Libra’s exact launch date will depend on when the project receives approval to operate as a payments service from the Swiss Financial Market Supervisory Authority, but could come as early as January, according to the paper.
“I can see the new Libra working as an ordinary, regulated payments processor — PayPal, but it’s Facebook.” David Gerard, a historian of digital currencies and author of Attack of the 50-foot Blockchain, has said.
Of note, Libra isn't actually a single digital currency. It plans to launch a series of different digital coins, each backed by a different government currency one for one. It will also build a Libra coin that is a “digital composite” of some of those coins, which will be available for cross-border transactions and in countries with no digital currency.

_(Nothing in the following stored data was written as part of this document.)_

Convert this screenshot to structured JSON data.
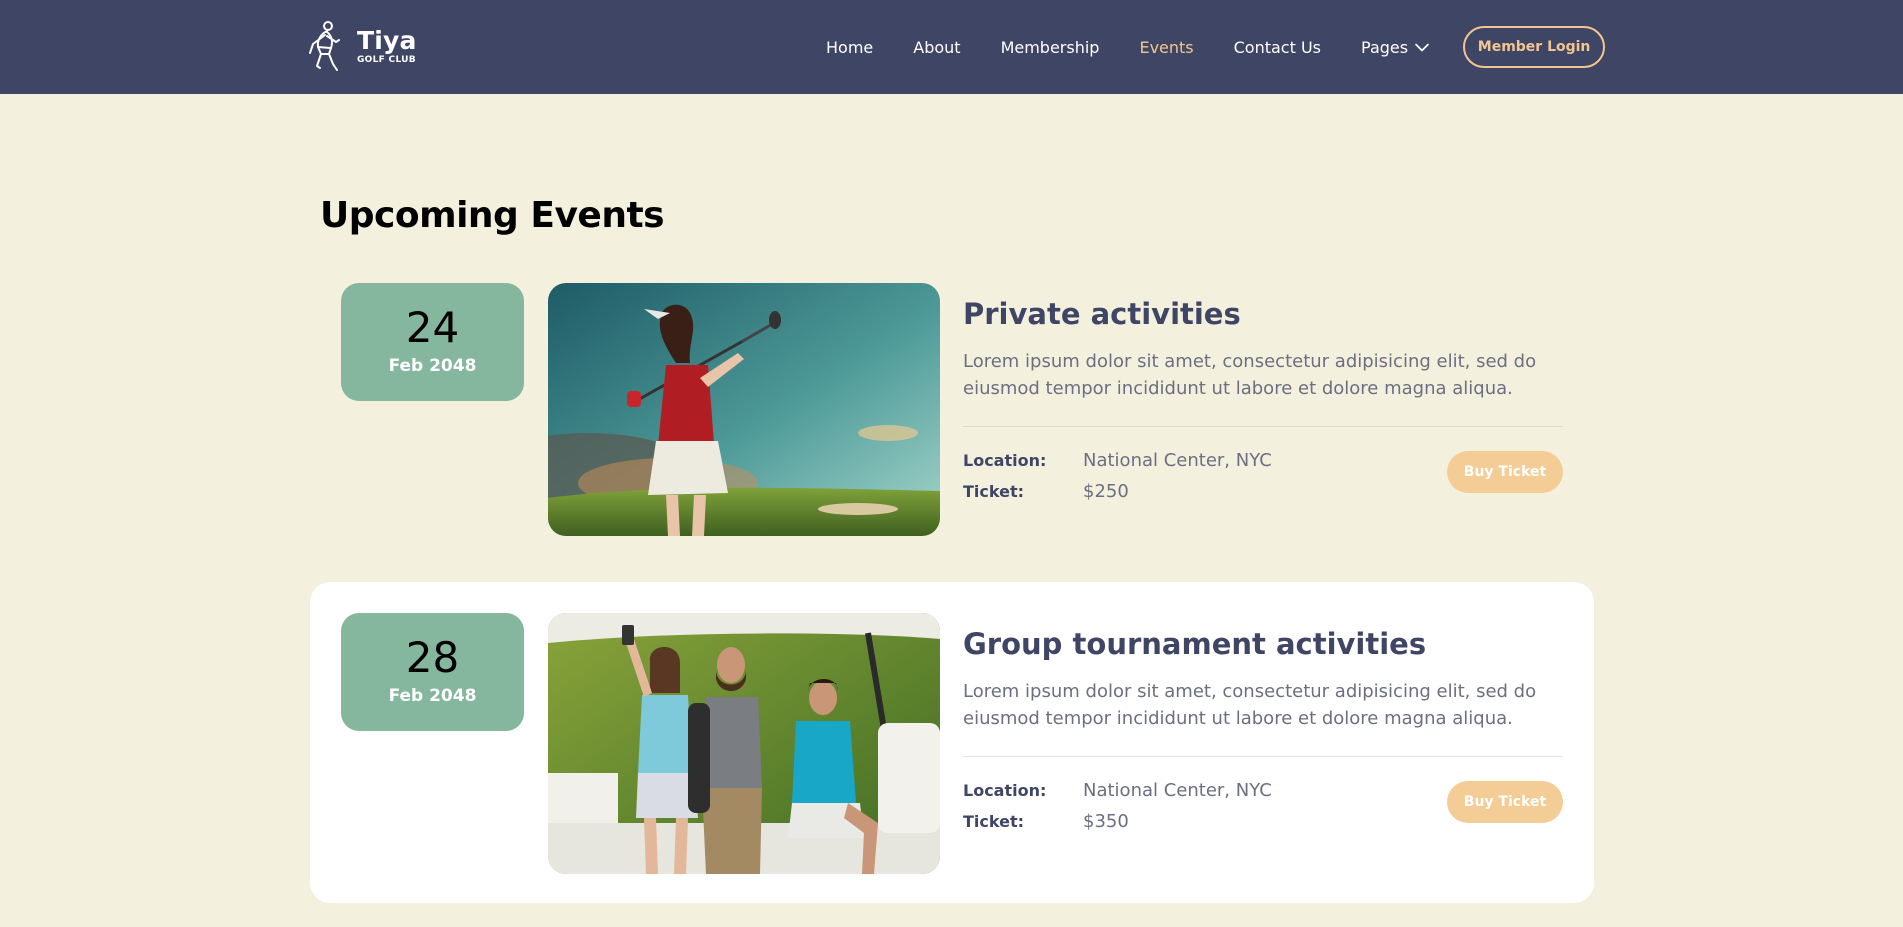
{
  "brand": {
    "name": "Tiya",
    "tagline": "GOLF CLUB",
    "logo_icon": "golfer-swing-icon"
  },
  "nav": {
    "items": [
      {
        "label": "Home",
        "active": false
      },
      {
        "label": "About",
        "active": false
      },
      {
        "label": "Membership",
        "active": false
      },
      {
        "label": "Events",
        "active": true
      },
      {
        "label": "Contact Us",
        "active": false
      }
    ],
    "pages_label": "Pages",
    "login_label": "Member Login"
  },
  "section": {
    "title": "Upcoming Events"
  },
  "labels": {
    "location": "Location:",
    "ticket": "Ticket:",
    "buy": "Buy Ticket"
  },
  "events": [
    {
      "day": "24",
      "month": "Feb 2048",
      "title": "Private activities",
      "description": "Lorem ipsum dolor sit amet, consectetur adipisicing elit, sed do eiusmod tempor incididunt ut labore et dolore magna aliqua.",
      "location": "National Center, NYC",
      "price": "$250",
      "photo": "woman-golfer-swing-photo"
    },
    {
      "day": "28",
      "month": "Feb 2048",
      "title": "Group tournament activities",
      "description": "Lorem ipsum dolor sit amet, consectetur adipisicing elit, sed do eiusmod tempor incididunt ut labore et dolore magna aliqua.",
      "location": "National Center, NYC",
      "price": "$350",
      "photo": "golfers-selfie-golf-cart-photo"
    }
  ],
  "colors": {
    "header_bg": "#3F4565",
    "page_bg": "#F4F0DE",
    "accent": "#F2C78F",
    "date_badge": "#85B69E",
    "button": "#F4CC95"
  }
}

Its coins will fluctuate according to what is happening in the markets for physical currencies.
In other words, it is less a new "currency" and more several electronic warehouse receipts for different currencies and one for a basket of currencies but with a serious kicker. It will be easy to monitor spending and other activities and actually prevent some transactions.
Dante Disparte, Libra vice-chairman, told the Financial Times that the coin’s digital nature might even make it easier to monitor than a physical currency. “There are certain things you could do with a blockchain payment system [like Libra’s] that you cannot with alternatives, such as geofencing politically sanctioned countries, blocking suspicious addresses, identifying suspicious activity in [close to] real time,” he said.
This means that perhaps down the road, it will have the potential and may block anti-"social justice" spending or politically incorrect spending.
What a privacy and censorship horror!